1. Plaintiffs’ motion for summary judgment (Dkt. No. 11) is DENIED;

2. Defendant’s cross-motion for summary judgment (Dkt. No. 15) is GRANTED; and

3. The complaint is DISMISSED in its entirety.

IT IS SO ORDERED.

The Clerk of the Court is directed to enter judgment accordingly.

. These represented T.D.M.’s ninth and tenth grades, respectively.

. These represented T.D.M.’s eleventh and twelfth grades, respectively.

. A “Parent Nonpublic School Placement AcknowledgmenVConsent Form” indicating plaintiffs' intent to enroll their son at Chapel Haven is dated April 1, 2008, but stamped "RECEIVED” by the District on May 28, 2008. State Review Officer R., Dkt. No. 27, District Ex. 12. (As the SRO Record is not paginated, citations to it will be made by referencing the specific exhibits or transcripts.)

. The District did not obtain a copy of T.D.M.’s Ridge School transcript until March 2010. During the administrative hearing, J.M. — T.D.M.'s mother — testified that she received the official Ridge School transcript in the spring of 2008 but did not provide a copy to the District because the District refused to give her an official District transcript. She described this as "tit for tat basically." State Review Officer R., J.M.'s Hr'g Tr., 211:24.

. When the administrative hearing began, all parties possessed the transcripts from the AS-PIE program and the Ridge School.

. Where, as here, the SRO's determination conflicts with the earlier decision by the IHO, "the earlier decision may be afforded diminished weight.” Id. at 114 n. 2.

. Plaintiffs question the accuracy of the AS-PIE transcript because it did not bear an official seal.

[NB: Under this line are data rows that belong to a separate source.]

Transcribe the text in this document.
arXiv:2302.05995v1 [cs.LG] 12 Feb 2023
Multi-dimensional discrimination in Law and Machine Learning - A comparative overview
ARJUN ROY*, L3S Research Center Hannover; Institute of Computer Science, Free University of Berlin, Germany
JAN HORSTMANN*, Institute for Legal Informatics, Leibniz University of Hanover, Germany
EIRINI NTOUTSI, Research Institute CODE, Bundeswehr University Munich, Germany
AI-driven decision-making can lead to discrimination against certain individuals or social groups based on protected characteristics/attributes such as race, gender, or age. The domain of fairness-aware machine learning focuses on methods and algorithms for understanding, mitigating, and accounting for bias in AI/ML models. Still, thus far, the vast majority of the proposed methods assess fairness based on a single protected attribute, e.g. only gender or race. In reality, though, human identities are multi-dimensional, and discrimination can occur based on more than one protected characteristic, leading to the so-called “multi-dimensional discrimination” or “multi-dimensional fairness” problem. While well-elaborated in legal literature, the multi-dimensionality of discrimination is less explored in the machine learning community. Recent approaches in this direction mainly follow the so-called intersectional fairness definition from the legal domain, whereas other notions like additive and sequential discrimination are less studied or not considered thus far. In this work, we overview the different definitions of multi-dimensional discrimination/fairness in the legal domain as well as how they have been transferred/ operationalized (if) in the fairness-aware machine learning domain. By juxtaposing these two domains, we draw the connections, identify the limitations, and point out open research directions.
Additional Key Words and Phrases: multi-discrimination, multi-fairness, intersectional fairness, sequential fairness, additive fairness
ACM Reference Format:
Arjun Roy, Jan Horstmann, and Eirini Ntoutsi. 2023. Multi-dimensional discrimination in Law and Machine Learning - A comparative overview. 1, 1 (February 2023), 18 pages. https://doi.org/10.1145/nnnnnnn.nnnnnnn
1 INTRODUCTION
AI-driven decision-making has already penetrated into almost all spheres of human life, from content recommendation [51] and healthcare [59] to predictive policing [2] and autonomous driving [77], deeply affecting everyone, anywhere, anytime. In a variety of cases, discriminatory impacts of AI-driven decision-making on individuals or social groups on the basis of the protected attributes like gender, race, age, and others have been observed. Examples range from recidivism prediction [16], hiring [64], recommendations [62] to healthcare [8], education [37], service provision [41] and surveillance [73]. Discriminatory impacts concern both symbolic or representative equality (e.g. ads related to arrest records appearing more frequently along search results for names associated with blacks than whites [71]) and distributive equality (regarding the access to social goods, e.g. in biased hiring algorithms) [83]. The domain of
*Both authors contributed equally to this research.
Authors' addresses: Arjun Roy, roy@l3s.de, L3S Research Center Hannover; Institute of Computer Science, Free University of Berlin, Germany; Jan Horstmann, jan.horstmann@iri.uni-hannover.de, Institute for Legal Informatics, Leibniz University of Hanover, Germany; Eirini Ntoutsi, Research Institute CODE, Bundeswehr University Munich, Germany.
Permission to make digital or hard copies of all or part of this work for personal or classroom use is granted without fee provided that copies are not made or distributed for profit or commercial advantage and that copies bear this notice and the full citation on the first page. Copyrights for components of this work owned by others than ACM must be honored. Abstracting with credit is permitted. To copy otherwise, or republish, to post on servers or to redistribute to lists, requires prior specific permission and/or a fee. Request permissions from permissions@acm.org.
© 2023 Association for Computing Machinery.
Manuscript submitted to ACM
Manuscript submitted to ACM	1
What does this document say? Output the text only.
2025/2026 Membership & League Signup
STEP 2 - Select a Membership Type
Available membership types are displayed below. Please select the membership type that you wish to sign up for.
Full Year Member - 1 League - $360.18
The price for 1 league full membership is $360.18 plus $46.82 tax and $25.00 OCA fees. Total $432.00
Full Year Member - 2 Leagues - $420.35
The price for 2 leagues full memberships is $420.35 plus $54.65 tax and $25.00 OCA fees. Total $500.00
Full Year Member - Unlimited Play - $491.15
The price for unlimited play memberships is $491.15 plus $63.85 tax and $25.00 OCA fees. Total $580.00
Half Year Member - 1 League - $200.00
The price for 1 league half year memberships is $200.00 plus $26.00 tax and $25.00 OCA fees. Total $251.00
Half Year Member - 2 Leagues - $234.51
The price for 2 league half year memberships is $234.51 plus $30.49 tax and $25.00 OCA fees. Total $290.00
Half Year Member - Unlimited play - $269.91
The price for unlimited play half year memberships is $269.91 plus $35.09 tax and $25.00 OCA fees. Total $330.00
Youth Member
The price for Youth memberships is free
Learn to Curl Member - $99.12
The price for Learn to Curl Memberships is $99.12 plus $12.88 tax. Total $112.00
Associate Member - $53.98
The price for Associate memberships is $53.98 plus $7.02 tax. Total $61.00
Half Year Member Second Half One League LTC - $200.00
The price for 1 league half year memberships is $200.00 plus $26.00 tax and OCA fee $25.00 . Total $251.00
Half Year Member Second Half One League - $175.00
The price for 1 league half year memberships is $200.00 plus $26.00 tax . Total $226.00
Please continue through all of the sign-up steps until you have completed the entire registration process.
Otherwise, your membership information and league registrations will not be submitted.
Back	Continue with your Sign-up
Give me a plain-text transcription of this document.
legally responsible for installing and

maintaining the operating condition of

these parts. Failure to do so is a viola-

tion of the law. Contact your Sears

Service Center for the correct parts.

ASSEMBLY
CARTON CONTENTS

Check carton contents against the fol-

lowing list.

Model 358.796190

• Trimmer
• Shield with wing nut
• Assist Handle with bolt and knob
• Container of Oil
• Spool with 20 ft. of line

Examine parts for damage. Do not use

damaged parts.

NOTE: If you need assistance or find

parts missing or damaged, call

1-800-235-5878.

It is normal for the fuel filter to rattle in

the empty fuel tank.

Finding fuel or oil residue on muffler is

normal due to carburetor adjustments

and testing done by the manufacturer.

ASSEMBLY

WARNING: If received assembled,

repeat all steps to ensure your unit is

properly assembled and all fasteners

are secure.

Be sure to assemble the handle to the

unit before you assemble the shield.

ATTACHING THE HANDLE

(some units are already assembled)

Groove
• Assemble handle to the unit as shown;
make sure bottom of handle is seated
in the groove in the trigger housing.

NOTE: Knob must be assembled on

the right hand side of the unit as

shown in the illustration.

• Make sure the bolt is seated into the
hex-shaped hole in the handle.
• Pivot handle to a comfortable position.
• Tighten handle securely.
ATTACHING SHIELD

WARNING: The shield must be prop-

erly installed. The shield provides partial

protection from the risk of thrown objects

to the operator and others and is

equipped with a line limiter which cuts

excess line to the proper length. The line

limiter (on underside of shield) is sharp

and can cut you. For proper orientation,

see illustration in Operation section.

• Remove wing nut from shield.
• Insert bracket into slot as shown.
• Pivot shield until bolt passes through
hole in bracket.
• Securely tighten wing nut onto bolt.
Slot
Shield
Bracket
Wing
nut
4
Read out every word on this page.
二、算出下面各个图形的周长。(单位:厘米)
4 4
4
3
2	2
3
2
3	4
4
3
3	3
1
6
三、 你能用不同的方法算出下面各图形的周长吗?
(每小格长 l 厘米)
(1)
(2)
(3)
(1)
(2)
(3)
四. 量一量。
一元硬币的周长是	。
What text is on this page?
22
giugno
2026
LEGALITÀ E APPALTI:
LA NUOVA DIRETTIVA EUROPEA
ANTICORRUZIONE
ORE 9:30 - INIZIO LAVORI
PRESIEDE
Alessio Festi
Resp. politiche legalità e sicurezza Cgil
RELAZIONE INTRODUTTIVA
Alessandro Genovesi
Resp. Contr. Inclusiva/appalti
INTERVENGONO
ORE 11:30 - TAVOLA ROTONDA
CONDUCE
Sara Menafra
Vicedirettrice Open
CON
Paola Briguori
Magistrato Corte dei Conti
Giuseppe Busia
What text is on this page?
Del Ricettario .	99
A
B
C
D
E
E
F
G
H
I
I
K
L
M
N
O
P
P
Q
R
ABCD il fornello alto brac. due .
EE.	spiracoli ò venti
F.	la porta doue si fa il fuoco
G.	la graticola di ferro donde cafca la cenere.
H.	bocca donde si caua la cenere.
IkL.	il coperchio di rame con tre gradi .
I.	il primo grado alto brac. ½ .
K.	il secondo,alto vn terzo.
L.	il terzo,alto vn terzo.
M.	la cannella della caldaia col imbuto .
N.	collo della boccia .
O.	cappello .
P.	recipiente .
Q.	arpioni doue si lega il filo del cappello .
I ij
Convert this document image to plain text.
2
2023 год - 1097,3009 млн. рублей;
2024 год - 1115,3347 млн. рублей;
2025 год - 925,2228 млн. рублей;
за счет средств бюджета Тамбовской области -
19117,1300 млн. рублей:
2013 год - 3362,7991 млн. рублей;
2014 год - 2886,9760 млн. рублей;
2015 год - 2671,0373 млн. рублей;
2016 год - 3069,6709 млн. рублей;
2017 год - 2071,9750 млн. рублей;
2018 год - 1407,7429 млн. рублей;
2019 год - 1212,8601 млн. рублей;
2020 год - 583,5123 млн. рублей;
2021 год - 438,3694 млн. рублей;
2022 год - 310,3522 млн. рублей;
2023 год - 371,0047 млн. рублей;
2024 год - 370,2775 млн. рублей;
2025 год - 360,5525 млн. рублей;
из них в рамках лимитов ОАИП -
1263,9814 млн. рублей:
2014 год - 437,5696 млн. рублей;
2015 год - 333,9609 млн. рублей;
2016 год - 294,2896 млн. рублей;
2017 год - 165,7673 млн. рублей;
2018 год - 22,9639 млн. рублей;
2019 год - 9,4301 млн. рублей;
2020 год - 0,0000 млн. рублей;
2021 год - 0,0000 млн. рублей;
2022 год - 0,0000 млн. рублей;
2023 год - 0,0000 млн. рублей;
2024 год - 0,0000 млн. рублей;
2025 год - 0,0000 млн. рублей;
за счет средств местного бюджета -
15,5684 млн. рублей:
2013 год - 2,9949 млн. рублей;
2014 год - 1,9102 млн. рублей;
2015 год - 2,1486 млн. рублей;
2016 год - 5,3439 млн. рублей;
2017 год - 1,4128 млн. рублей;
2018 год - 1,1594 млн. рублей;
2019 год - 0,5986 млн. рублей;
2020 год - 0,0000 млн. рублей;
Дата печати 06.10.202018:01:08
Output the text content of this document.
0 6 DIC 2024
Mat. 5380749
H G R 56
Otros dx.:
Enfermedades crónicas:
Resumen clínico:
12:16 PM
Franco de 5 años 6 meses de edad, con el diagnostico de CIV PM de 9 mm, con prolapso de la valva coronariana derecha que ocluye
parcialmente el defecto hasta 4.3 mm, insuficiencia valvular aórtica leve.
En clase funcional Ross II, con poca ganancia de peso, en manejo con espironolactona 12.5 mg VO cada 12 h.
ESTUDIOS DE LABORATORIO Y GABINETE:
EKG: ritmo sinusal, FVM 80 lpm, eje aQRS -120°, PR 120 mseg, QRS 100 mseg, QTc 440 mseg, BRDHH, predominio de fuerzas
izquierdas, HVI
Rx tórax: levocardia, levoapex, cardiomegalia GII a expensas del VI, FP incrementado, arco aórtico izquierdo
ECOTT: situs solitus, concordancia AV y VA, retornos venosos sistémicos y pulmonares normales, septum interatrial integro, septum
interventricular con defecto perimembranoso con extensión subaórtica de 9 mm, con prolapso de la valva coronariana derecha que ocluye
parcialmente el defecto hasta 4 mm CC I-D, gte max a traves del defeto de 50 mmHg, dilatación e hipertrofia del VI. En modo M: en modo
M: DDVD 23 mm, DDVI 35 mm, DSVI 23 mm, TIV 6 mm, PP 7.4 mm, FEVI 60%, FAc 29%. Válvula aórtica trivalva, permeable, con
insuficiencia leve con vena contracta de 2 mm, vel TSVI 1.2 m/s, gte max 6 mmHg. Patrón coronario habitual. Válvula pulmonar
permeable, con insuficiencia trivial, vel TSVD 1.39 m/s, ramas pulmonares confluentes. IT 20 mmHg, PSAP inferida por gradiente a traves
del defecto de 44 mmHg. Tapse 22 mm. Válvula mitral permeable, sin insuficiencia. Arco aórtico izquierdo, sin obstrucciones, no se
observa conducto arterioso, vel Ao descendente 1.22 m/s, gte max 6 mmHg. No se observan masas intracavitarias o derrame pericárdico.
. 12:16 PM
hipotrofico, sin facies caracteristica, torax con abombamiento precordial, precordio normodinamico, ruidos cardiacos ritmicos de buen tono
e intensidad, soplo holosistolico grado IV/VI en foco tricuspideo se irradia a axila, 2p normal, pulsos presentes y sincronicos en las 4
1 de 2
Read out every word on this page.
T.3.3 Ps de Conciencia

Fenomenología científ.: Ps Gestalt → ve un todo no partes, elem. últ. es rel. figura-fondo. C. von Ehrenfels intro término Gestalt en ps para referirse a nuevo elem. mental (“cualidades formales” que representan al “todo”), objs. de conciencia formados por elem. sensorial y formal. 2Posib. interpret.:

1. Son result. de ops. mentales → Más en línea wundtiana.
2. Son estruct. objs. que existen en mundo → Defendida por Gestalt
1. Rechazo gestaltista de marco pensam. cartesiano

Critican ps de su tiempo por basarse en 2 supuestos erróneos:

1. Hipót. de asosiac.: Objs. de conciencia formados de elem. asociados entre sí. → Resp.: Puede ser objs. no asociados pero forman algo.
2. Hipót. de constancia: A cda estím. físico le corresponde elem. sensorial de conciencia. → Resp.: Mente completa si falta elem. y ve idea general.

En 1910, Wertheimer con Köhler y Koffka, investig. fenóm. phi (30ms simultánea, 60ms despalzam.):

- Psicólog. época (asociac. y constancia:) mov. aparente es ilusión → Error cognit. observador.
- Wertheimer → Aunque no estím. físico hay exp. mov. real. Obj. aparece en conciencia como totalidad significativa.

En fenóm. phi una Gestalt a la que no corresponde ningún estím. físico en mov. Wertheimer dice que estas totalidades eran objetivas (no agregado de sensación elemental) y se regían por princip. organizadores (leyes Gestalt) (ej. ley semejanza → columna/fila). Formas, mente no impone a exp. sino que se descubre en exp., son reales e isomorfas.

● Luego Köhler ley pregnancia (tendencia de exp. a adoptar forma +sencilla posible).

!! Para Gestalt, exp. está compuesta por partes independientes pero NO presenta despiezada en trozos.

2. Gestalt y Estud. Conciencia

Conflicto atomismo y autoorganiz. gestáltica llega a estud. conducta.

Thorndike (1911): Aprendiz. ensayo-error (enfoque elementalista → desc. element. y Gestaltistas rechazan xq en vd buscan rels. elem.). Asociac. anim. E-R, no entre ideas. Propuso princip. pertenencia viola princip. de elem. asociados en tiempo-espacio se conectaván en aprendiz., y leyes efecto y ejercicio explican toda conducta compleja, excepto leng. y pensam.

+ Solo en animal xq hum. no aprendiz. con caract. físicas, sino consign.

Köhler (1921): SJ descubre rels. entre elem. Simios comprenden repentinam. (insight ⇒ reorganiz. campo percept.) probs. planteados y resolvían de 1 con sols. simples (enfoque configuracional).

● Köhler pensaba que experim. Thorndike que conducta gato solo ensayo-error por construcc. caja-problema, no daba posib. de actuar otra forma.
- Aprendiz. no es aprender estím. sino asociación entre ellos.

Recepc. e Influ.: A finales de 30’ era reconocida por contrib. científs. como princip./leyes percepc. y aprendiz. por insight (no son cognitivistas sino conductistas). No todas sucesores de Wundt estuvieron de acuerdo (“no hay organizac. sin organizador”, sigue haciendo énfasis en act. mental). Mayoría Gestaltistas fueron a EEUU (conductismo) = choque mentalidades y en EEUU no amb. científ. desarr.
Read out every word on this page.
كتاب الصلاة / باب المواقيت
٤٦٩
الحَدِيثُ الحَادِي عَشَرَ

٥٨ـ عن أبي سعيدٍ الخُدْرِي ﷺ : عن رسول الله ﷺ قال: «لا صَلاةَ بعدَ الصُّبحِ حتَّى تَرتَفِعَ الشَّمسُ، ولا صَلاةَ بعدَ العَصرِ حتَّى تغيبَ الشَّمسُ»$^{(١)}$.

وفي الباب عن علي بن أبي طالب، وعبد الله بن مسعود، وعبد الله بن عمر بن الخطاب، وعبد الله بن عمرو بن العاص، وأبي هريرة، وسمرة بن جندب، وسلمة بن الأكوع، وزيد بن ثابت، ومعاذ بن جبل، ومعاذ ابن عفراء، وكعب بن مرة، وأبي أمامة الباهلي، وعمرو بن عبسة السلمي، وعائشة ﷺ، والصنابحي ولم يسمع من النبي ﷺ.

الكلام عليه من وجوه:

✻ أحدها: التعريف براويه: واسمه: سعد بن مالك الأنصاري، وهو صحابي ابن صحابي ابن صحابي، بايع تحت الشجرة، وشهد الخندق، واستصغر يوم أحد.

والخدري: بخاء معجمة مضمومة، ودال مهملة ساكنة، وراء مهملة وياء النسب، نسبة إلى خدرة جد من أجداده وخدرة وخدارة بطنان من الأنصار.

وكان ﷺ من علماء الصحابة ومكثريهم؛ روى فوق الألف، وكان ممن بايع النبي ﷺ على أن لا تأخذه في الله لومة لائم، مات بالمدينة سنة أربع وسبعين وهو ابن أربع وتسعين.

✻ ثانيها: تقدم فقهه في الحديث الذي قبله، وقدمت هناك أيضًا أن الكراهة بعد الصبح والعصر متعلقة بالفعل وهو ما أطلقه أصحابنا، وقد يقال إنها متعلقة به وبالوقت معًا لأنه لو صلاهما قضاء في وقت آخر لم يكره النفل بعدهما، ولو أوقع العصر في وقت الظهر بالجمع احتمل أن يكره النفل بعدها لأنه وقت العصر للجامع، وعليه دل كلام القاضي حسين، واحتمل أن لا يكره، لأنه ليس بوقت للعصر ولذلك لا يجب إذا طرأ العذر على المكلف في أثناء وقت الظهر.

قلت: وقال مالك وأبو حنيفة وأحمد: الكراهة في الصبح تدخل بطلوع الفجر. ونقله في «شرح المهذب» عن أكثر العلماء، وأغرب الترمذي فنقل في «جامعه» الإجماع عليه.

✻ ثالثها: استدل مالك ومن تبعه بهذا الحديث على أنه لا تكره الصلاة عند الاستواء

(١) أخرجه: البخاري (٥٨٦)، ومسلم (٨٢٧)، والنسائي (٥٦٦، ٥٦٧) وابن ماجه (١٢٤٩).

However, in an August 15, 2008, letter written by J.M. and in their request for an impartial hearing, plaintiffs complained about the District's refusal to accept the credits T.D.M. earned in the ASPIE program. The implication that the District somehow erred in subsequently accepting the ASPIE credits in its evaluation of T.D.M.'s graduation status is therefore unpersuasive. Moreover, the SRO upheld the District’s determination that the academic records indicate T.D.M. had earned sufficient credits to graduate by June 2008. As explained above, this determination is entitled to deference.

. In light of this determination, it is unnecessary to consider whether plaintiffs provided the District with adequate notice of their intent to place T.D.M. in Chapel Haven or whether Chapel Haven was an appropriate, least-restrictive environment for his unique educational needs.